Postby Glenn » Sat Apr 06, 2019 1:20 am

He listened. One might think that in this state, whatever the state may be, he would fidget and fumble. There was a ring somewhere in this room, not that she knew of it. For the first week he possessed it, he played with it between fingers, no matter what state he was in. He had ample material to work with if he was to do this. Instead, she spoke and he listened, as if she was the only thing in the world and he did not even possess a body, only a presence that might hear her.
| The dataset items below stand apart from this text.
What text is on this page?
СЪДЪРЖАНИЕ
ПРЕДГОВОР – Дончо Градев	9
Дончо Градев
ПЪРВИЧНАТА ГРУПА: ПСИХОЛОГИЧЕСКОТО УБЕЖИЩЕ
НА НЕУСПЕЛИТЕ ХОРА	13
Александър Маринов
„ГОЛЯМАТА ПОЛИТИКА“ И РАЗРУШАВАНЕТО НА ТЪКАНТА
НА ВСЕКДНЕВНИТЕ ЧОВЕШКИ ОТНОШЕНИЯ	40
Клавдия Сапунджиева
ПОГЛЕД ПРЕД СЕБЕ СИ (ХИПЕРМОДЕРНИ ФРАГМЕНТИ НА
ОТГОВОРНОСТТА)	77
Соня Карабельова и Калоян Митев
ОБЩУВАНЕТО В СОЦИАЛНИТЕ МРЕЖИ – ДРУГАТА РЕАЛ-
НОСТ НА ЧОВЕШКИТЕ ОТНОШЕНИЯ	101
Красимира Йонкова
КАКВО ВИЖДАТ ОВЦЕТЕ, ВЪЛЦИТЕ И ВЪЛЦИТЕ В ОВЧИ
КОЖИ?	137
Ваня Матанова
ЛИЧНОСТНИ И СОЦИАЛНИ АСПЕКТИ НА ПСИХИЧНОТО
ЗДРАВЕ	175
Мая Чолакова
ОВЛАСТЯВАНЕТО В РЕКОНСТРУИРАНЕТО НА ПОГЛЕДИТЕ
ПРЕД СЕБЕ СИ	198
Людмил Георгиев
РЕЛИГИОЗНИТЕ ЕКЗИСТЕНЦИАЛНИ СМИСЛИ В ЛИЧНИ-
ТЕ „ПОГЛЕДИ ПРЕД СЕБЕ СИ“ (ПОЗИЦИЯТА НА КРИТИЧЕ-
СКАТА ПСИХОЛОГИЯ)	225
It wasn't that he was capable of this; it was that in this moment, he was capable of nothing else. To say he watched her as well would be untruthful. He heard her. That was enough.

When it was time to speak, it was as if ice had thawed. He took steps towards her. She had fallen into a seat but he was back to his feet, advancing. Within his voice was purpose though not focus. Within his gait was alacrity but hardly menace. She was Genny and he Glenn. That was how they had reached this point. "Backwards or not at all," he prefaced knowing the context would fall in behind it. "Risk," quite the word really. "Yes. There are unsavory elements here who I have provided some information and distraction too, but that will give me quite a bit of trouble over the next few months if I stay. There's also a possibility of fairie intrigue and rogue ravens and I'm not entirely sure what that means. So that's physical risk. Everything else is more complicated." He couldn't answer what he didn't know; of course, being Glenn Burnie, he also couldn't admit to not knowing, inhibitions or no. "Right now, I'm mainly trying to stop the bleeding, I suppose. Again, the damage's already been done so that side of the risk has passed. It's quite a bit of bleeding, I'm afraid to say."

That would not assuage worry, though his next words, now that he'd almost reached her, close enough to look down and not just look forward, might. "I am about to head back to Myrken. That's part of why your timing is unfortunate. You can come back with me but it's been something of a wasted trip for you, I'm afraid. You'll have scant time to explore Razasan and if you had just waited, I would have come to you."

If they were, in fact, going backwards, that only left them one place to visit. "I told you everything, Genevieve, but in the letters we've traded since, you've given me no sense of what it all meant to you. Did it provide succor or sorrow?"